所姬が始緣をなだめた。これ以上遅くなる前に始緣を寝かせるつもりなのか、先に立ち上がった所姬が始緣に手を差し出した。始緣がしばし所姬の手を見ていた。所姬の手を取るのにそう長い時間はかからなかった。始緣を力いっぱい引き起こした所姬が、始緣を自分の部屋へ案内した。
所姬 : 新しいベッドではあるけど、寝られないほどひどくはないはず。前もって匂いも抜いといたし。
始緣 : あたし、床でも寝れるし。
所姬 : 黙って、ここにいる間くらいふかふかのとこで寝な。
始緣 : お前も地味に口悪いな。
始緣が所姬に案内された部屋のベッドに大の字に寝転がった。
始緣 : お前は?
所姬 : 私はもうちょっとしたら出かけるから。ほら。
始緣のベッドの脇に電話を置いた。
所姬 : この家にいる間はこの電話使って。私の番号入ってるから。何かあったら電話して。今日中に戻るから。
始緣 : んー。
始緣の疲労が遅れて押し寄せてきた。
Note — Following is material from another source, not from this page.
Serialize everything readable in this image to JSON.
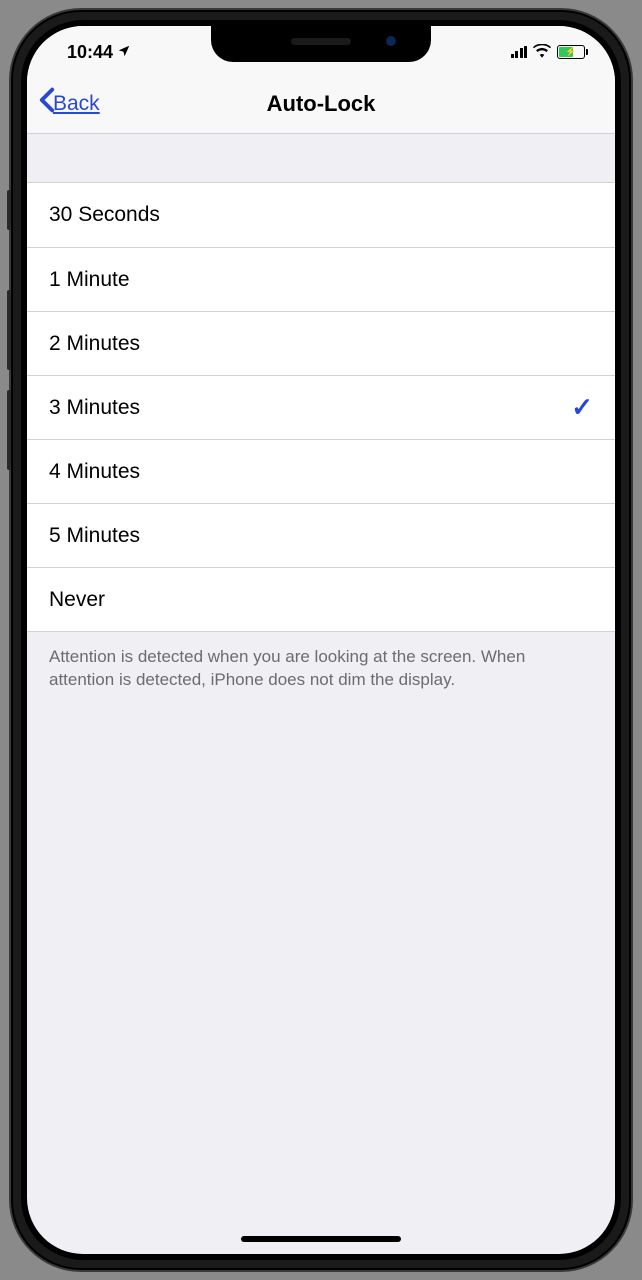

声から力が抜けていく始緣を見届けた後、所姬が部屋の扉を閉めながら居間へ移った。始緣は髪も乾かせないまま、ぐっすりと眠りについた。所姬が用意した住まいのベッドの上で深い眠りに落ちた始緣。所姬が静かに居間へ出るなり、手にした電話が振動を鳴らした。
所姬 : はい。
しばし言葉を継がない相手。所姬が先に、戸惑っているであろう相手に声をかけた。
所姬 : 知暎オンニの声じゃないから、驚かれましたよね。